The new website Journalist Complaints has a folksy front page — a picture of a kangaroo wearing boxing gloves, in what looks like a tense embrace with a member of the press, who also seems to be a swaggy going by the corks on the hat.
Journalist Complaints, launched just weeks ago, is an example of citizens taking the monitoring of the media into their own hands, in the absence of an effective regulator. It might be called gatewatching — that is, citizens using the capabilities of the internet to participate in the news publishing process, including by scrutinising and critiquing how the “gatekeepers” of the mainstream media do their job.
Journalist Complaints is this week’s entry to the New Kid on the Block series — a regular Monday morning look at indy media and new media start-ups.
So what about that boxing kangaroo? The idea, says founder Alan Corbett, is that the roo, representing the public, should embrace the media but keep its wits about it and its defences up.
Corbett has spent about $3500 of his own money on the site so far. In a previous life, he was the founder of the Better Future for Our Children Party. He served in the NSW parliament between 1995 and 2003, and now lives near Bundaberg in Queensland. See his maiden speech here.
His motivation for starting the site, he says, was that as an MP he had some bruising experiences with journalists that damaged him and his family. Yet he is not anti-journo. Rather, he says, the site exists to educate and inform, and because there is no “transparent, open and accessible public complaints process” by which the public can call journalists to account.
Take note the Australian Press Council and the Media, Entertainment and Arts Alliance, both of which deal with complaints about journalism and journalists. Corbett has experience with both, and the fact he has created his site is sufficient comment on how he regards his experience.
He lodged a complaint about The Courier-Mail with the MEAA in September last year. The complaint was about the way in which the newspaper had reported on the MEAA’s own processes for dealing with complaints.
The journalist concerned was not a member of the union, so Corbett was referred to the Press Council. He lodged his complaint with them in October last year. The Courier-Mail responded on December 12. Corbett asked the APC to proceed to adjudication, but was told The Courier-Mail would have to be consulted again. Almost five months after the complaint was first made, he is still waiting for a resolution.
The Journalist Complaints site is, he says, for Australians who have had unpleasant experiences with journalists and who want to tell the public about their experiences and the effects on themselves and their families.
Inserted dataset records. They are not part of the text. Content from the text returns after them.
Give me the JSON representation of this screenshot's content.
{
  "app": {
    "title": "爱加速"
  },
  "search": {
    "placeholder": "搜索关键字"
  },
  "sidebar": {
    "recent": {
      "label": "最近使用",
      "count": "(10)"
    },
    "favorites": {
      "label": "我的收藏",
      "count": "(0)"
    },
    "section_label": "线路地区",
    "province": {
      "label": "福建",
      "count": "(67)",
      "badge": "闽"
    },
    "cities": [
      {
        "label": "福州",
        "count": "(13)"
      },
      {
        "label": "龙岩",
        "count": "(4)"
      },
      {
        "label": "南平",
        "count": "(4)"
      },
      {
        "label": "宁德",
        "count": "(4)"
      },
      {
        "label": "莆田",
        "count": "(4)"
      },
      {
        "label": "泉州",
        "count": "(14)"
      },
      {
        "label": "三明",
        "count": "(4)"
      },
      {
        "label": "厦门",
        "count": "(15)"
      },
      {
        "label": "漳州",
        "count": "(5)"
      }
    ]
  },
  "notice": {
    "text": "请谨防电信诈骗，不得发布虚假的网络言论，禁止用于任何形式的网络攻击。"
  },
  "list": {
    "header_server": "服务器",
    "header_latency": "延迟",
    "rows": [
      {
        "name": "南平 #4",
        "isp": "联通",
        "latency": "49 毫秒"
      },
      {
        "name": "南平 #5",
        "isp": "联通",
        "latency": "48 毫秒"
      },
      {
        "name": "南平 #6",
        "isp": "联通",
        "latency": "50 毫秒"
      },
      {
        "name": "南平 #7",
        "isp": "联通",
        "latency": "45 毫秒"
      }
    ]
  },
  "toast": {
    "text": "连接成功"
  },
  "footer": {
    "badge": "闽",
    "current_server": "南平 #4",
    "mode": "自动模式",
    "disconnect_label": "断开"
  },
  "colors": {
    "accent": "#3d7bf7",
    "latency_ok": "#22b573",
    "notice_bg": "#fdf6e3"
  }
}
It is also about recognising and rewarding “journalists who have demonstrated a capacity to establish good-will, genuinely engage, connect or bond with their audience and build a trusting relationship”.
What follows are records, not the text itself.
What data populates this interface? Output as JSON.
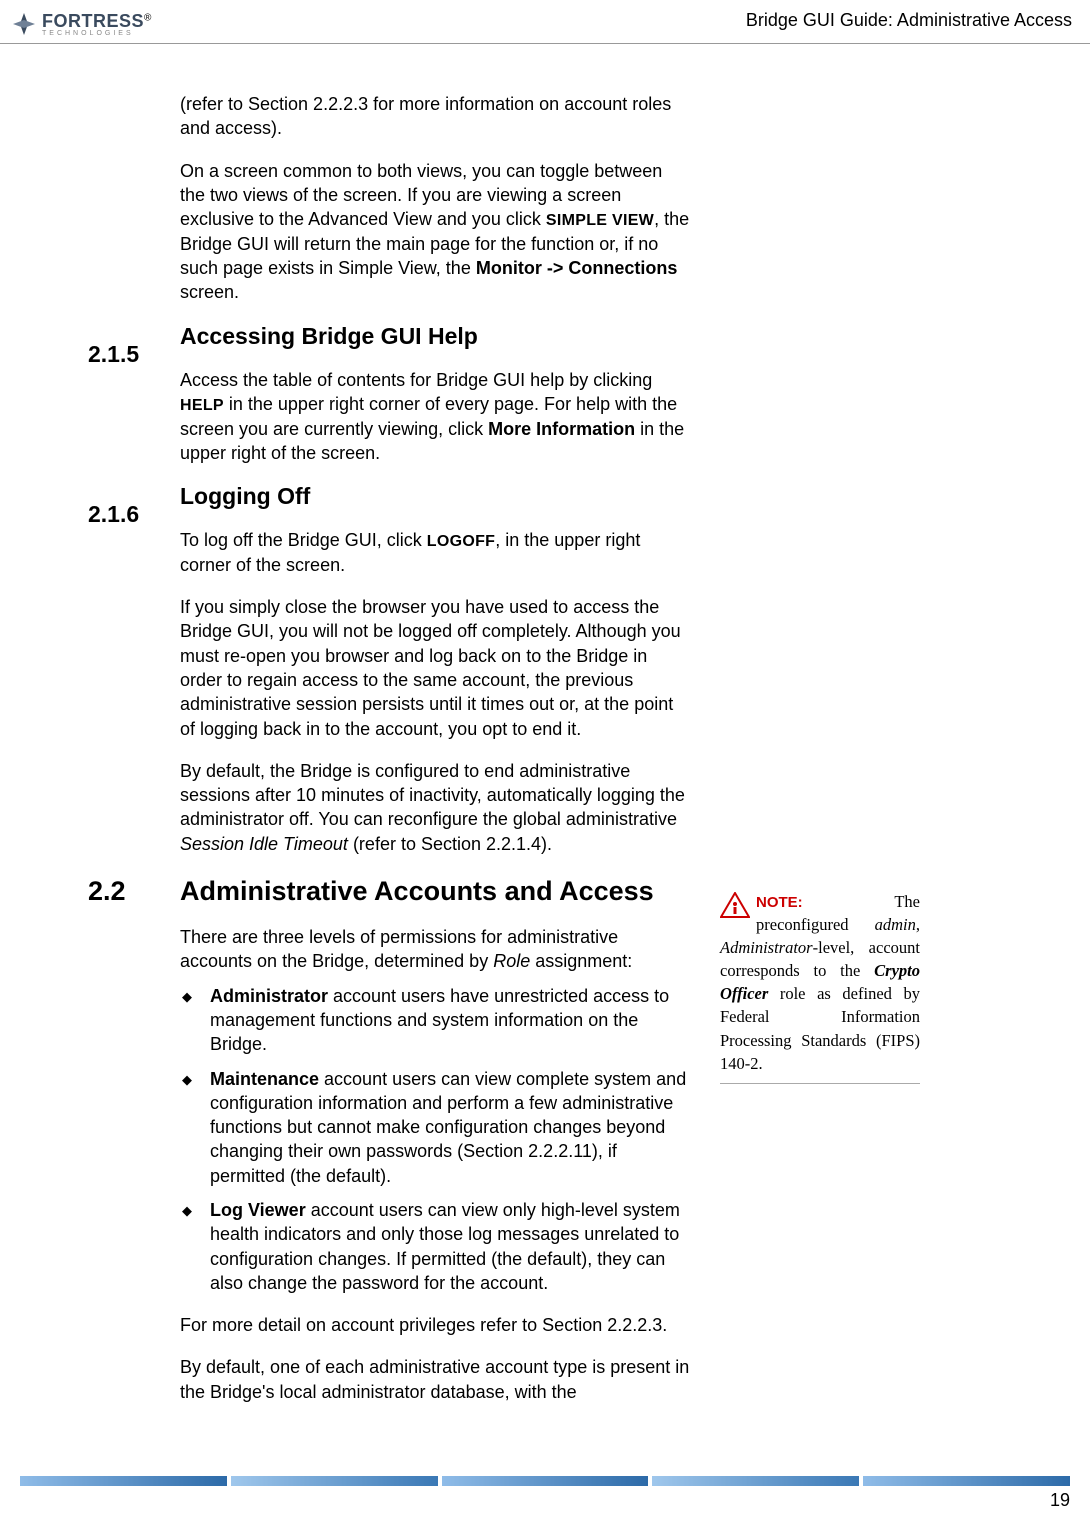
{
  "header": {
    "logo_main": "FORTRESS",
    "logo_sub": "TECHNOLOGIES",
    "title": "Bridge GUI Guide: Administrative Access"
  },
  "p1_a": "(refer to Section 2.2.2.3 for more information on account roles and access).",
  "p2_a": "On a screen common to both views, you can toggle between the two views of the screen. If you are viewing a screen exclusive to the Advanced View and you click ",
  "p2_b": "SIMPLE VIEW",
  "p2_c": ", the Bridge GUI will return the main page for the function or, if no such page exists in Simple View, the ",
  "p2_d": "Monitor -> Connections",
  "p2_e": " screen.",
  "s215_num": "2.1.5",
  "s215_title": "Accessing Bridge GUI Help",
  "s215_p1a": "Access the table of contents for Bridge GUI help by clicking ",
  "s215_p1b": "HELP",
  "s215_p1c": " in the upper right corner of every page. For help with the screen you are currently viewing, click ",
  "s215_p1d": "More Information",
  "s215_p1e": " in the upper right of the screen.",
  "s216_num": "2.1.6",
  "s216_title": "Logging Off",
  "s216_p1a": "To log off the Bridge GUI, click ",
  "s216_p1b": "LOGOFF",
  "s216_p1c": ", in the upper right corner of the screen.",
  "s216_p2": "If you simply close the browser you have used to access the Bridge GUI, you will not be logged off completely. Although you must re-open you browser and log back on to the Bridge in order to regain access to the same account, the previous administrative session persists until it times out or, at the point of logging back in to the account, you opt to end it.",
  "s216_p3a": "By default, the Bridge is configured to end administrative sessions after 10 minutes of inactivity, automatically logging the administrator off. You can reconfigure the global administrative ",
  "s216_p3b": "Session Idle Timeout",
  "s216_p3c": " (refer to Section 2.2.1.4).",
  "s22_num": "2.2",
  "s22_title": "Administrative Accounts and Access",
  "s22_p1a": "There are three levels of permissions for administrative accounts on the Bridge, determined by ",
  "s22_p1b": "Role",
  "s22_p1c": " assignment:",
  "bul1_a": "Administrator",
  "bul1_b": " account users have unrestricted access to management functions and system information on the Bridge.",
  "bul2_a": "Maintenance",
  "bul2_b": " account users can view complete system and configuration information and perform a few administrative functions but cannot make configuration changes beyond changing their own passwords (Section 2.2.2.11), if permitted (the default).",
  "bul3_a": "Log Viewer",
  "bul3_b": " account users can view only high-level system health indicators and only those log messages unrelated to configuration changes. If permitted (the default), they can also change the password for the account.",
  "s22_p2": "For more detail on account privileges refer to Section 2.2.2.3.",
  "s22_p3": "By default, one of each administrative account type is present in the Bridge's local administrator database, with the",
  "note_label": "NOTE:",
  "note_a": " The preconfigured ",
  "note_b": "admin",
  "note_c": ", ",
  "note_d": "Administrator",
  "note_e": "-level, account corresponds to the ",
  "note_f": "Crypto Officer",
  "note_g": " role as defined by Federal Information Processing Standards (FIPS) 140-2.",
  "page_num": "19"
}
Thus the site contains pages for journalists to explain themselves, and for the public to air their brickbats and bouquets. There is a complaints page, and a section for public trust awards, as well as a cartoons section. Corbett, an amateur cartoonist himself, describes cartoons as his favourite means of expression.
So far the site is light on for content. Says Corbett: “I am not in any hurry to build up a following. It will take some time and that’s fine with me — I’m not selling anything. I would rather concentrate on settling into the role of moderator and ensuring the site gains a good reputation as a resource and a bridge between journalists and the public.
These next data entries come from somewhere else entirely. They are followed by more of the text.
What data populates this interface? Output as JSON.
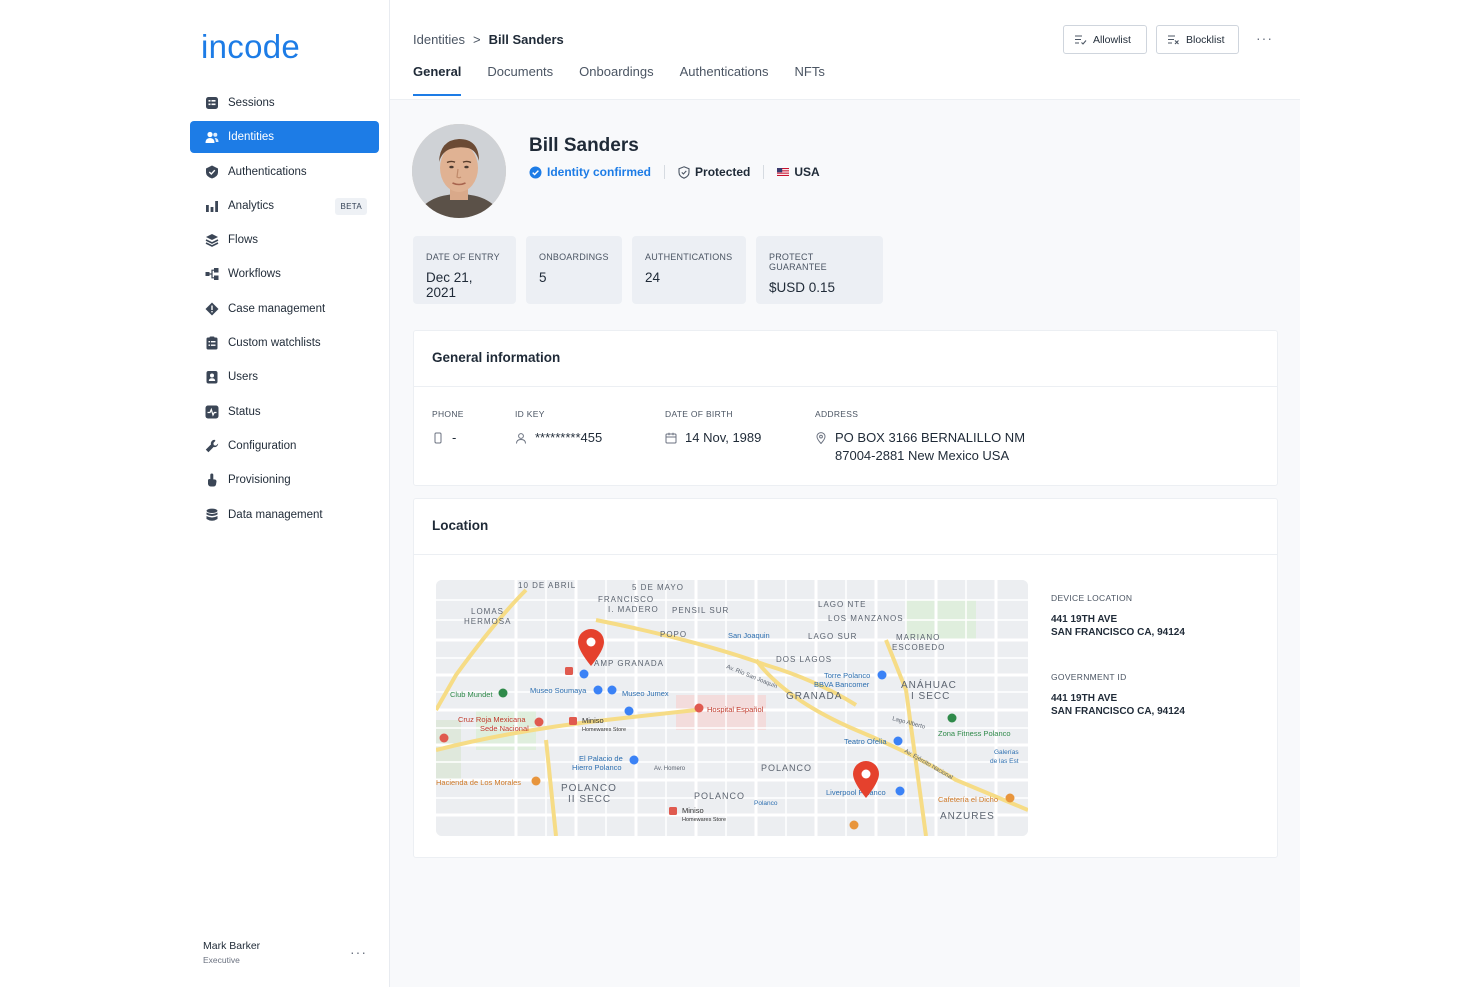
{
  "brand": {
    "logo": "incode",
    "color": "#1d7ce6"
  },
  "sidebar": {
    "items": [
      {
        "label": "Sessions",
        "icon": "sessions-icon"
      },
      {
        "label": "Identities",
        "icon": "identities-icon",
        "active": true
      },
      {
        "label": "Authentications",
        "icon": "authentications-icon"
      },
      {
        "label": "Analytics",
        "icon": "analytics-icon",
        "badge": "BETA"
      },
      {
        "label": "Flows",
        "icon": "flows-icon"
      },
      {
        "label": "Workflows",
        "icon": "workflows-icon"
      },
      {
        "label": "Case management",
        "icon": "case-management-icon"
      },
      {
        "label": "Custom watchlists",
        "icon": "custom-watchlists-icon"
      },
      {
        "label": "Users",
        "icon": "users-icon"
      },
      {
        "label": "Status",
        "icon": "status-icon"
      },
      {
        "label": "Configuration",
        "icon": "configuration-icon"
      },
      {
        "label": "Provisioning",
        "icon": "provisioning-icon"
      },
      {
        "label": "Data management",
        "icon": "data-management-icon"
      }
    ],
    "user": {
      "name": "Mark Barker",
      "role": "Executive",
      "more": "···"
    }
  },
  "header": {
    "breadcrumb": {
      "parent": "Identities",
      "separator": ">",
      "current": "Bill Sanders"
    },
    "tabs": [
      "General",
      "Documents",
      "Onboardings",
      "Authentications",
      "NFTs"
    ],
    "active_tab": "General",
    "allowlist_label": "Allowlist",
    "blocklist_label": "Blocklist",
    "more": "···"
  },
  "profile": {
    "name": "Bill Sanders",
    "status": "Identity confirmed",
    "protection": "Protected",
    "country": "USA"
  },
  "stats": [
    {
      "label": "DATE OF ENTRY",
      "value": "Dec 21, 2021"
    },
    {
      "label": "ONBOARDINGS",
      "value": "5"
    },
    {
      "label": "AUTHENTICATIONS",
      "value": "24"
    },
    {
      "label": "PROTECT GUARANTEE",
      "value": "$USD 0.15"
    }
  ],
  "general_info": {
    "title": "General information",
    "phone": {
      "label": "PHONE",
      "value": "-"
    },
    "id_key": {
      "label": "ID KEY",
      "value": "*********455"
    },
    "dob": {
      "label": "DATE OF BIRTH",
      "value": "14 Nov, 1989"
    },
    "address": {
      "label": "ADDRESS",
      "line1": "PO BOX 3166 BERNALILLO NM",
      "line2": "87004-2881 New Mexico USA"
    }
  },
  "location": {
    "title": "Location",
    "device": {
      "label": "DEVICE LOCATION",
      "line1": "441 19TH AVE",
      "line2": "SAN FRANCISCO CA, 94124"
    },
    "government": {
      "label": "GOVERNMENT ID",
      "line1": "441 19TH AVE",
      "line2": "SAN FRANCISCO CA, 94124"
    },
    "map_labels": {
      "a1": "LOMAS",
      "a2": "HERMOSA",
      "b": "10 DE ABRIL",
      "c": "5 DE MAYO",
      "d1": "FRANCISCO",
      "d2": "I. MADERO",
      "e": "PENSIL SUR",
      "f": "LAGO NTE",
      "g": "LOS MANZANOS",
      "h": "POPO",
      "i": "LAGO SUR",
      "j1": "MARIANO",
      "j2": "ESCOBEDO",
      "k": "DOS LAGOS",
      "l": "AMP GRANADA",
      "m": "GRANADA",
      "n1": "ANÁHUAC",
      "n2": "I SECC",
      "o": "Club Mundet",
      "p": "Museo Soumaya",
      "q": "Museo Jumex",
      "r": "Hospital Español",
      "s1": "Cruz Roja Mexicana",
      "s2": "Sede Nacional",
      "t1": "Miniso",
      "t2": "Homewares Store",
      "u": "Teatro Ofelia",
      "v": "Zona Fitness Polanco",
      "w1": "El Palacio de",
      "w2": "Hierro Polanco",
      "x": "POLANCO",
      "y1": "POLANCO",
      "y2": "II SECC",
      "z": "Hacienda de Los Morales",
      "aa": "Liverpool Polanco",
      "ab": "Cafetería el Dicho",
      "ac": "ANZURES",
      "ad": "San Joaquin",
      "ae": "Torre Polanco",
      "af": "BBVA Bancomer",
      "ag1": "Miniso",
      "ag2": "Homewares Store",
      "ah": "POLANCO",
      "ai": "Av. Homero",
      "aj": "Av. Río San Joaquín",
      "ak": "Galerías",
      "ak2": "de las Est",
      "al": "Av. Ejército Nacional",
      "am": "Lago Alberto",
      "an": "Polanco"
    }
  },
  "colors": {
    "accent": "#1d7ce6",
    "pin": "#e5412d"
  }
}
There is no money to pay for contributions — this is entirely a volunteer effort.
The site has succeeded in attracting a short article from media ethicist Dr Denis Muller who describes it as a “significant development. It adds a new dimension to an already fast-developing phenomenon — that of the internet as a mechanism of media accountability.”
The first complaint has been posted, telling a story of bias and conflict of interest. An environmental organisation believes a journalist refused to give them coverage because “the journalist and the journalist’s partner own a business which is actively involved in the environmental practice that we wanted to raise some concerns over”.
“If this issue is not resolved and we are not given a fair opportunity to voice our concerns, we won’t have any choice but to make a complaint to the journalist’s employer. An action we would rather avoid,” they say.
The site also has an “ask a journo” section, in which the public can query how the business works. The first question asks for an explanation of the difference between a reporter and a journalist. A comprehensive answer has been provided by the editor of the Bundaberg News-Mail newspaper, Christina Ongley, who writes:
“You may get a different answer to this depending on who you ask, but my personal view is that the term ‘journalist’ is the broad catch-all word to describe many different kinds of roles that make up an editorial department. So for instance, while my role is editor, I still consider myself a journalist and that’s usually how I introduce myself if people ask what I do. Other roles included in that term are reporters (the news gatherers and writers); subeditors (who do a variety of things from checking copy and writing headlines to designing and proofing pages); news editors and chiefs of staff (who help to manage the newsroom and make decisions on where stories are placed and how they are angled); and, depending on the size of the newsroom, a variety of other editor and specialist roles. But we are all journalists.”
Corbett says he has had nothing but support from the media around Bundaberg. “I have no idea where it will end up but I have enjoyed the journey so far and don’t regret a thing,” he says.